I am using the code below to find common characters in two strings. Sometimes this code produces wrong results such as giving output value which is greater than string lengths.
for(int i = 0;i < num1.length();i++){
for(int j =0;j < num2.length();j++){
if(num1.charAt(i) == num2.charAt(j)){
count++;
}
}
}
It's not clear what you are trying to achieve.
Your code can produce results greater than the string length because of characters that appear more than once in your strings. You can get results of up to num1.length() * num2.length().
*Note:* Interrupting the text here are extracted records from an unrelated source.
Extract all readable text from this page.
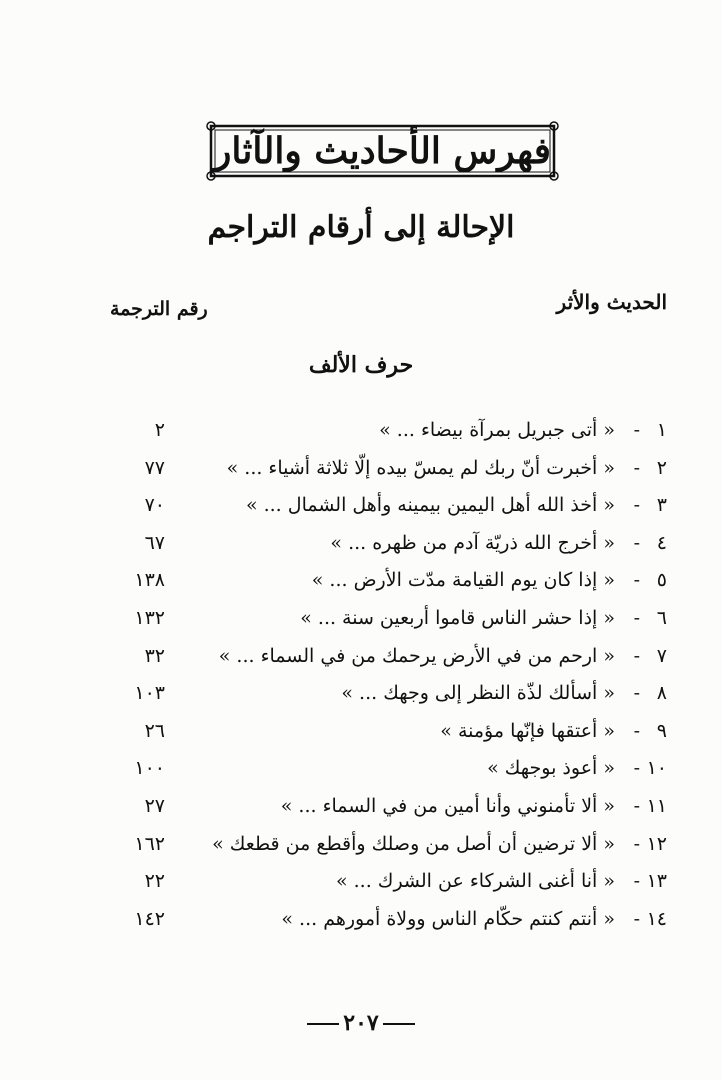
فهرس الأحاديث والآثار
الإحالة إلى أرقام التراجم
الحديث والأثر
رقم الترجمة
حرف الألف
١
-
« أتى جبريل بمرآة بيضاء ... »
٢
٢
-
« أخبرت أنّ ربك لم يمسّ بيده إلّا ثلاثة أشياء ... »
٧٧
٣
-
« أخذ الله أهل اليمين بيمينه وأهل الشمال ... »
٧٠
٤
-
« أخرج الله ذريّة آدم من ظهره ... »
٦٧
٥
-
« إذا كان يوم القيامة مدّت الأرض ... »
١٣٨
٦
-
« إذا حشر الناس قاموا أربعين سنة ... »
١٣٢
٧
-
« ارحم من في الأرض يرحمك من في السماء ... »
٣٢
٨
-
« أسألك لذّة النظر إلى وجهك ... »
١٠٣
٩
-
« أعتقها فإنّها مؤمنة »
٢٦
١٠
-
« أعوذ بوجهك »
١٠٠
١١
-
« ألا تأمنوني وأنا أمين من في السماء ... »
٢٧
١٢
-
« ألا ترضين أن أصل من وصلك وأقطع من قطعك »
١٦٢
١٣
-
« أنا أغنى الشركاء عن الشرك ... »
٢٢
١٤
-
« أنتم كنتم حكّام الناس وولاة أمورهم ... »
١٤٢
٢٠٧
In case you want to get the number of positions at which you have the same character in both strings, you can to that in just one loop and use the same index for the "charAt" calls on both strings:
for(int i = 0; i < num1.length() && i < num2.length(); i++) {
if(num1.charAt(i) == num2.charAt(i)){
count++;
}
}
In case you want to get the number of unique letters that appear in both strings, run through both strings independently and add the letters to a set. Then intersect both sets. The number of elements in that intersection set is your result:
Set<Character> characters1 = new TreeSet<Character>();
for(int i = 0; i < num1.length(); i++) {
characters1.add(num1.charAt(i));
}
Set<Character> characters2 = new TreeSet<Character>();
for(int i = 0; i < num2.length(); i++) {
characters2.add(num2.charAt(i));
}
characters1.retainAll(characters2);
return characters1.size();
You can try something like this using HashSet
import java.util.HashSet;
import java.util.Set;
public class QuickTester {
public static void main(String[] args) {
String s1 = "happy";
String s2 = "elephant";
Set<Character> set1 = new HashSet<Character>();
Set<Character> set2 = new HashSet<Character>();
for(char c : s1.toCharArray()) {
set1.add(c);
}
for(char c : s2.toCharArray()) {
set2.add(c);
}
// Stores the intersection of set1 and set2 inside set1
set1.retainAll(set2);
for(char c : set1) {
System.out.print(" " + c);
}
System.out.println("\nTotal number of common characters: "
+ set1.size());
}
}
Refer to retainAll on how the intersection of 2 sets is done.
Input Strings:
happy
elephant
Output:
p a h
Total number of common characters: 3
Use org.apache.commons.lang.StringUtils to count matches like this
String num1 = "Java";
String num2 = "Guava";
int count = 0;
List<String> charsChecked = new ArrayList<>();
for(int i = 0;i < num1.length();i++){
String charToCheck = num1.substring(i, i+1);
if (!charsChecked.contains(charToCheck)) {
count += StringUtils.countMatches(num2, charToCheck);
charsChecked.add(charToCheck);
}
}
System.out.println(count);
This results in the count being 3 in the above example